The Existential Unapply Trick

Posted by Jonathan Immanuel Brachthäuser on July 15, 2019 · 8 mins read

Did you ever run into the situation, where you thought you need higher ranked polymoprhism in Scala? While it is somewhat supported in Scala, once you go down this route, you loose some convenience that eventually disrupts your API. In this post, I show how in some cases we can use our old friend unapply in Scala to recover some of the convenience.

The Problem

Let’s assume in your API you want to have users write functions of type:

trait F {
  def apply[X]: (... type uses X ...) => X

The user code then looks like:

val f: F = new F { def apply[X] = arg => ... }

Is there a way we can still use Scala’s support for lambda-syntax? That is, can we somehow manage to write the following?

val f: F = { arg => ... }

The Restriction

Turns out, we can recover the concise notation if the following is true:

Our rank-2 interface F only mentions the type X in a contravariant position

That is, roughly, it has the form:

trait F {
  def apply[X]: (... type uses X ...) => ... type does not use X ...

The Solution

Now, if this restriction applies then we can rewrite our program as follows. First, we change the type of F to:

type F = FArg => ... type does not use X ...

then we define the new type FArg:

trait FArg
// library internal implementation detail:
private case class FArgImpl[X](arg: ... type uses X ...) extends FArg // here we hide the X

Now comes the trick, the only way to deconstruct a value of type FArg is by the following unapply method:

object F {
  def unapply[X](f: FArg): Option[... type uses X ...] = ...

This way our user programs becomes:

val f = { case F(arg) => ... }

An Application

Actually, I came up with this roundabout way of defining functions when rethinking the API of a freer effects library for Scala (similar to Atnos Eff).

The code for this shortened example can be found in a scastie.

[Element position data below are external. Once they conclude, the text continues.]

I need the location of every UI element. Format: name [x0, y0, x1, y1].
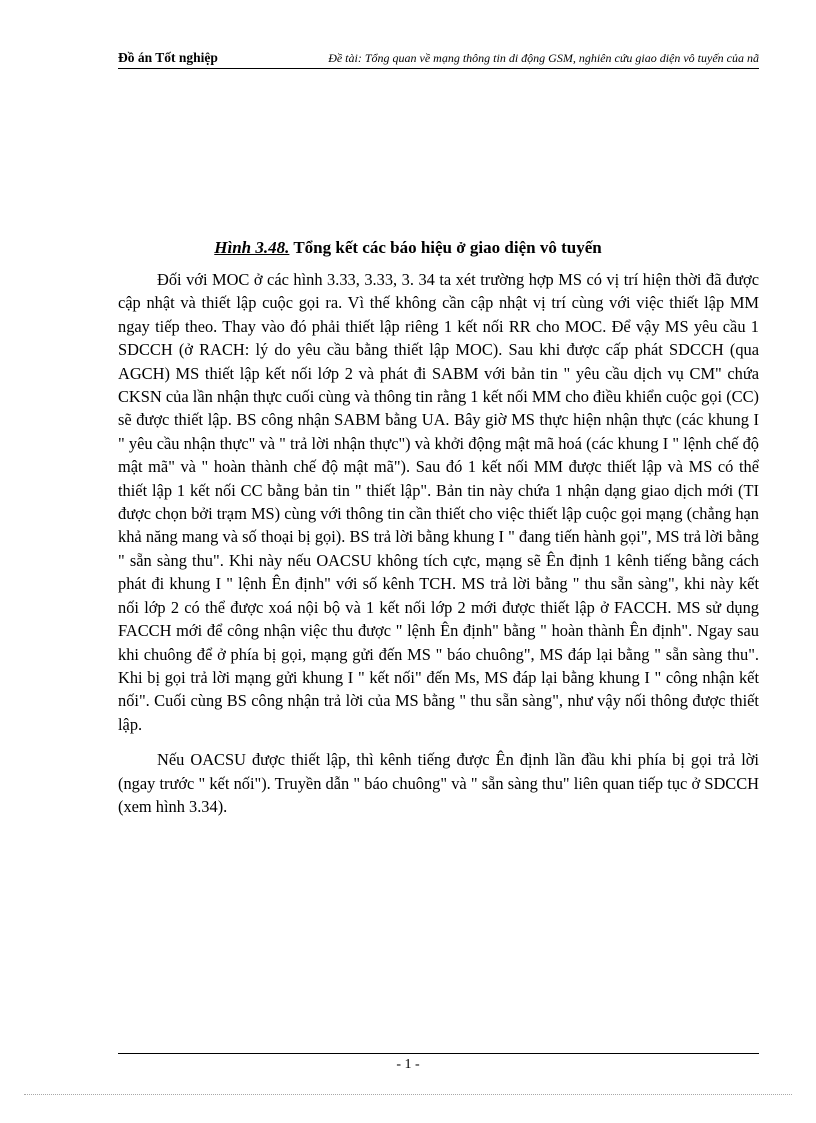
paragraph-1: Đối với MOC ở các hình 3.33, 3.33, 3. 34 ta xét trường hợp MS có vị trí hiện thời đã được cập nhật và thiết lập cuộc gọi ra. Vì thế không cần cập nhật vị trí cùng với việc thiết lập MM ngay tiếp theo. Thay vào đó phải thiết lập riêng 1 kết nối RR cho MOC. Để vậy MS yêu cầu 1 SDCCH (ở RACH: lý do yêu cầu bằng thiết lập MOC). Sau khi được cấp phát SDCCH (qua AGCH) MS thiết lập kết nối lớp 2 và phát đi SABM với bản tin " yêu cầu dịch vụ CM" chứa CKSN của lần nhận thực cuối cùng và thông tin rằng 1 kết nối MM cho điều khiển cuộc gọi (CC) sẽ được thiết lập. BS công nhận SABM bằng UA. Bây giờ MS thực hiện nhận thực (các khung I " yêu cầu nhận thực" và " trả lời nhận thực") và khởi động mật mã hoá (các khung I " lệnh chế độ mật mã" và " hoàn thành chế độ mật mã"). Sau đó 1 kết nối MM được thiết lập và MS có thể thiết lập 1 kết nối CC bằng bản tin " thiết lập". Bản tin này chứa 1 nhận dạng giao dịch mới (TI được chọn bởi trạm MS) cùng với thông tin cần thiết cho việc thiết lập cuộc gọi mạng (chẳng hạn khả năng mang và số thoại bị gọi). BS trả lời bằng khung I " đang tiến hành gọi", MS trả lời bằng " sẵn sàng thu". Khi này nếu OACSU không tích cực, mạng sẽ Ên định 1 kênh tiếng bằng cách phát đi khung I " lệnh Ên định" với số kênh TCH. MS trả lời bằng " thu sẵn sàng", khi này kết nối lớp 2 có thể được xoá nội bộ và 1 kết nối lớp 2 mới được thiết lập ở FACCH. MS sử dụng FACCH mới để công nhận việc thu được " lệnh Ên định" bằng " hoàn thành Ên định". Ngay sau khi chuông để ở phía bị gọi, mạng gửi đến MS " báo chuông", MS đáp lại bằng " sẵn sàng thu". Khi bị gọi trả lời mạng gửi khung I " kết nối" đến Ms, MS đáp lại bằng khung I " công nhận kết nối". Cuối cùng BS công nhận trả lời của MS bằng " thu sẵn sàng", như vậy nối thông được thiết lập.	[118, 270, 759, 734]
page-header	[118, 50, 759, 69]
figure-number: Hình 3.48.	[214, 238, 290, 257]
header-subject: Đề tài: Tổng quan về mạng thông tin di động GSM, nghiên cứu giao diện vô tuyến của nã	[328, 51, 759, 65]
footer-divider	[118, 1053, 759, 1054]
paragraph-2: Nếu OACSU được thiết lập, thì kênh tiếng được Ên định lần đầu khi phía bị gọi trả lời (ngay trước " kết nối"). Truyền dẫn " báo chuông" và " sẵn sàng thu" liên quan tiếp tục ở SDCCH (xem hình 3.34).	[118, 750, 759, 816]
page-number: - 1 -	[396, 1057, 420, 1072]
figure-caption	[0, 238, 816, 258]
header-title: Đồ án Tốt nghiệp	[118, 50, 218, 65]
page-boundary-line	[24, 1094, 792, 1095]
figure-title: Tổng kết các báo hiệu ở giao diện vô tuyến	[289, 238, 602, 257]
body-text	[118, 268, 759, 818]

The library roughly consists of the following types:

trait Op[R] { def unary_! : Eff[R] = ... }

sealed trait Eff[+A] {
  def map[B](f: A => B): Eff[B]
  def flatMap[B](f: A => Eff[B]): Eff[B]
def pure[A](a: => A): Eff[A]

Type Op is a marker trait for effect operations and Eff is the usual implementation of freer monads (but without effect safety!). A user program looks like:

case object Get extends Op[Int]
val prog = for {
  x <- !Get
  y <- !Get
} yield x + y

I wanted to define effect handlers (like for the operation Get) as partial functions. The first draft was

trait Handler[R] {
  def apply[X]: PartialFunction[Op[X], (X => Eff[R]) => Eff[R]]

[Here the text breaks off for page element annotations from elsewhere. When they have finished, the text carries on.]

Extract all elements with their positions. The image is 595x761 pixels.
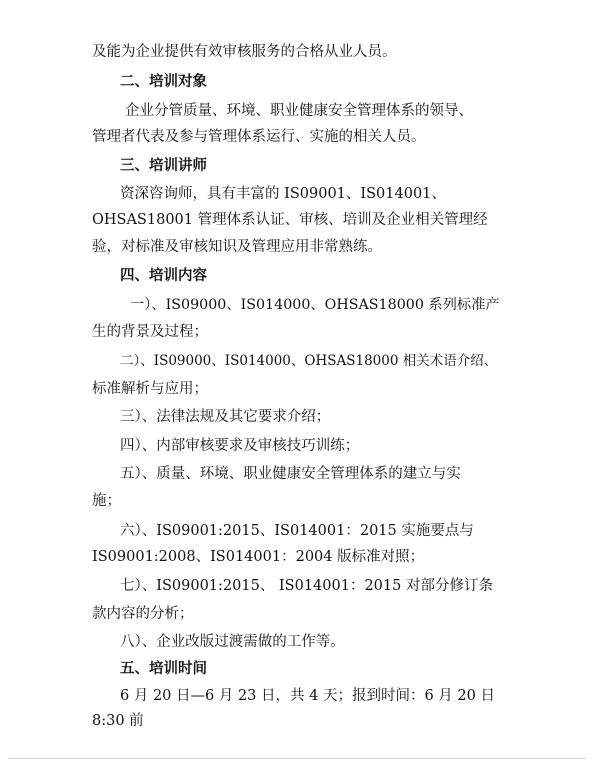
content-item-line: IS09001:2008、IS014001：2004 版标准对照； [92,549,425,565]
content-item-line: 八）、企业改版过渡需做的工作等。 [120,634,345,650]
paragraph-line: 企业分管质量、环境、职业健康安全管理体系的领导、 [125,103,473,119]
schedule-line: 6 月 20 日—6 月 23 日，共 4 天；报到时间：6 月 20 日 [120,688,495,704]
paragraph-line: 管理者代表及参与管理体系运行、实施的相关人员。 [92,129,426,145]
paragraph-line: OHSAS18001 管理体系认证、审核、培训及企业相关管理经 [92,212,488,228]
content-item-line: 款内容的分析； [92,606,194,622]
section-heading-training-instructor: 三、培训讲师 [120,158,207,174]
schedule-line: 8:30 前 [92,713,144,729]
section-heading-training-audience: 二、培训对象 [120,74,207,90]
paragraph-line: 资深咨询师，具有丰富的 IS09001、IS014001、 [120,186,446,202]
content-item-line: 生的背景及过程； [92,324,208,340]
intro-tail-text: 及能为企业提供有效审核服务的合格从业人员。 [92,44,397,60]
content-item-line: 七）、IS09001:2015、 IS014001：2015 对部分修订条 [120,578,493,594]
content-item-line: 五）、质量、环境、职业健康安全管理体系的建立与实 [120,466,461,482]
content-item-line: 四）、内部审核要求及审核技巧训练； [120,438,360,454]
section-heading-training-content: 四、培训内容 [120,268,207,284]
paragraph-line: 验，对标准及审核知识及管理应用非常熟练。 [92,239,382,255]
content-item-line: 二）、IS09000、IS014000、OHSAS18000 相关术语介绍、 [120,353,498,369]
content-item-line: 标准解析与应用； [92,381,208,397]
content-item-line: 三）、法律法规及其它要求介绍； [120,409,331,425]
section-heading-training-time: 五、培训时间 [120,661,207,677]
content-item-line: 一）、IS09000、IS014000、OHSAS18000 系列标准产 [130,297,500,313]
content-item-line: 六）、IS09001:2015、IS014001：2015 实施要点与 [120,523,474,539]
content-item-line: 施； [92,493,121,509]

which made user code a bit too clumsy for my taste:

def always42[R] = new Handler[R] {
  def apply[X] = {
    case Get => resume => resume(42)

Applying the Trick™

We uncurry and first rewrite the Handler interface to

trait Handler[R] {
  def apply[X]: PartialFunction[(Op[X], X => Eff[R]], Eff[R]]

Now, we can apply the unapply trick from above, and rewrite Handler to:

type Handler[R] = PartialFunction[Operation[R], Eff[R]]

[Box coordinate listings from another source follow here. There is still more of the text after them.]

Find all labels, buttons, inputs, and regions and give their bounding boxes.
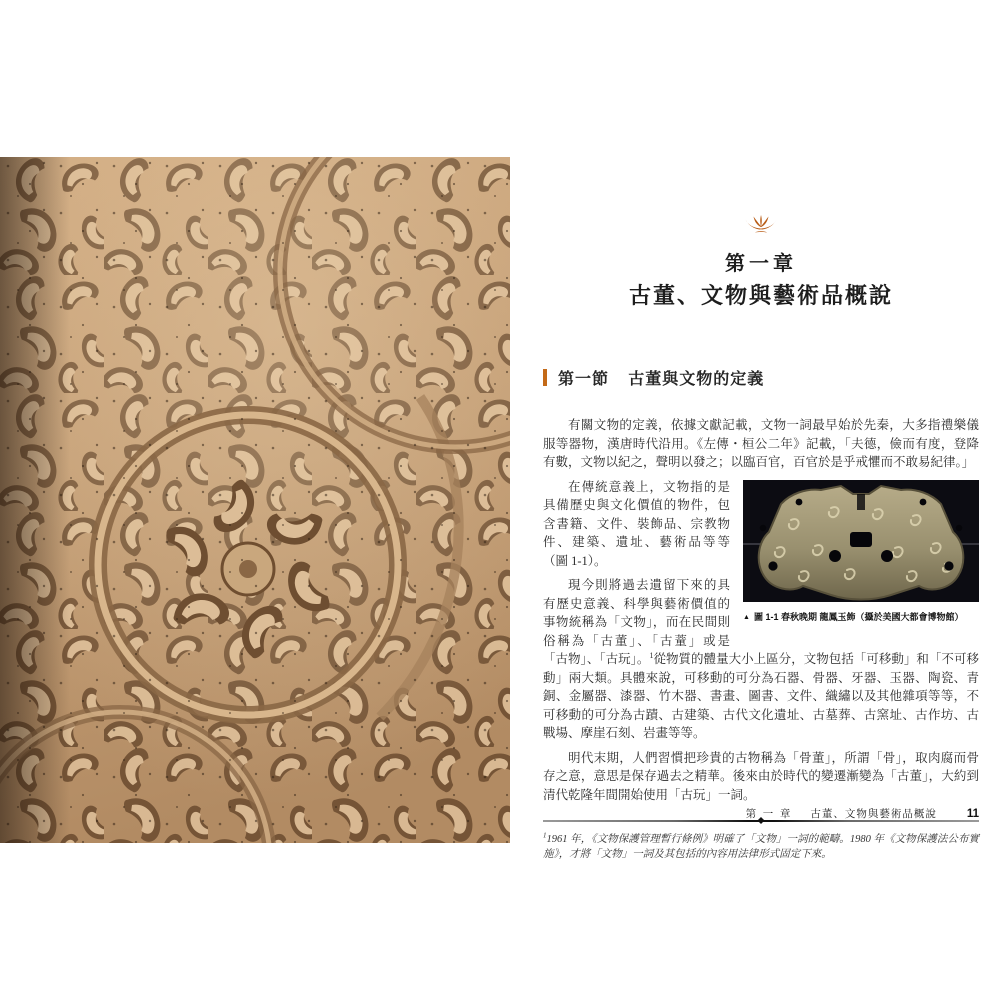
fleuron-icon bbox=[743, 215, 779, 241]
relief-photo bbox=[0, 157, 510, 843]
figure-caption-text: 圖 1-1 春秋晚期 龍鳳玉飾（攝於美國大都會博物館） bbox=[753, 611, 964, 622]
paragraph-3-text: 現今則將過去遺留下來的具有歷史意義、科學與藝術價值的事物統稱為「文物」，而在民間則俗稱為「古董」、「古蕫」或是「古物」、「古玩」。 bbox=[543, 578, 730, 666]
footnote bbox=[543, 832, 979, 862]
footer-chapter-number: 第 一 章 bbox=[745, 809, 793, 820]
paragraph-2: 在傳統意義上，文物指的是具備歷史與文化價值的物件，包含書籍、文件、裝飾品、宗教物件、建築、遺址、藝術品等等（圖 1-1）。 bbox=[543, 479, 730, 568]
footer-chapter-title: 古董、文物與藝術品概說 bbox=[810, 809, 937, 820]
relief-photo-graphic bbox=[0, 157, 510, 843]
running-footer bbox=[543, 806, 979, 821]
footnote-ref-1: 1 bbox=[649, 650, 654, 660]
body-text bbox=[543, 416, 979, 804]
section-number: 第一節 bbox=[558, 371, 610, 388]
figure-caption bbox=[743, 608, 979, 629]
page-number: 11 bbox=[966, 808, 979, 820]
jade-ornament-photo bbox=[743, 480, 979, 602]
footnote-marker: 1 bbox=[543, 831, 547, 840]
triangle-marker-icon: ▲ bbox=[743, 613, 750, 621]
paragraph-1: 有關文物的定義，依據文獻記載，文物一詞最早始於先秦，大多指禮樂儀服等器物，漢唐時代沿用。《左傳・桓公二年》記載，「夫德，儉而有度，登降有數，文物以紀之，聲明以發之；以臨百官，百官於是乎戒懼而不敢易紀律。」 bbox=[543, 418, 979, 469]
figure-1-1 bbox=[743, 480, 979, 629]
chapter-title: 古董、文物與藝術品概說 bbox=[628, 283, 893, 308]
section-title: 古董與文物的定義 bbox=[628, 371, 765, 388]
paragraph-4: 明代末期，人們習慣把珍貴的古物稱為「骨董」，所謂「骨」，取肉腐而骨存之意，意思是保存過去之精華。後來由於時代的變遷漸變為「古董」，大約到清代乾隆年間開始使用「古玩」一詞。 bbox=[543, 750, 979, 802]
paragraph-3-continuation: 從物質的體量大小上區分，文物包括「可移動」和「不可移動」兩大類。具體來說，可移動的可分為石器、骨器、牙器、玉器、陶瓷、青銅、金屬器、漆器、竹木器、書畫、圖書、文件、織繡以及其他雜項等等，不可移動的可分為古蹟、古建築、古代文化遺址、古墓葬、古窯址、古作坊、古戰場、摩崖石刻、岩畫等等。 bbox=[543, 652, 979, 740]
footnote-text: 1961 年，《文物保護管理暫行條例》明確了「文物」一詞的範疇。1980 年《文物保護法公布實施》，才將「文物」一詞及其包括的內容用法律形式固定下來。 bbox=[543, 834, 979, 860]
text-column bbox=[543, 157, 979, 862]
section-heading bbox=[543, 366, 979, 389]
section-accent-bar bbox=[543, 369, 547, 386]
chapter-number: 第一章 bbox=[725, 253, 797, 275]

// Operation really just is `Eff` -- but we hide it from the user:
opaque type Operation[R] = Eff[R]
object Op {
  def unapply[R, X](o: Operation[R]): Option[(Op[X], X => Eff[R])] = ...

This way the type X which was universally quantified in Handler is brought into scope when pattern matching. We can now define handlers as:

def always42[R]: Handler[R] =  {
  case Op(Get, resume) => resume(42)

Much better, if you ask me :)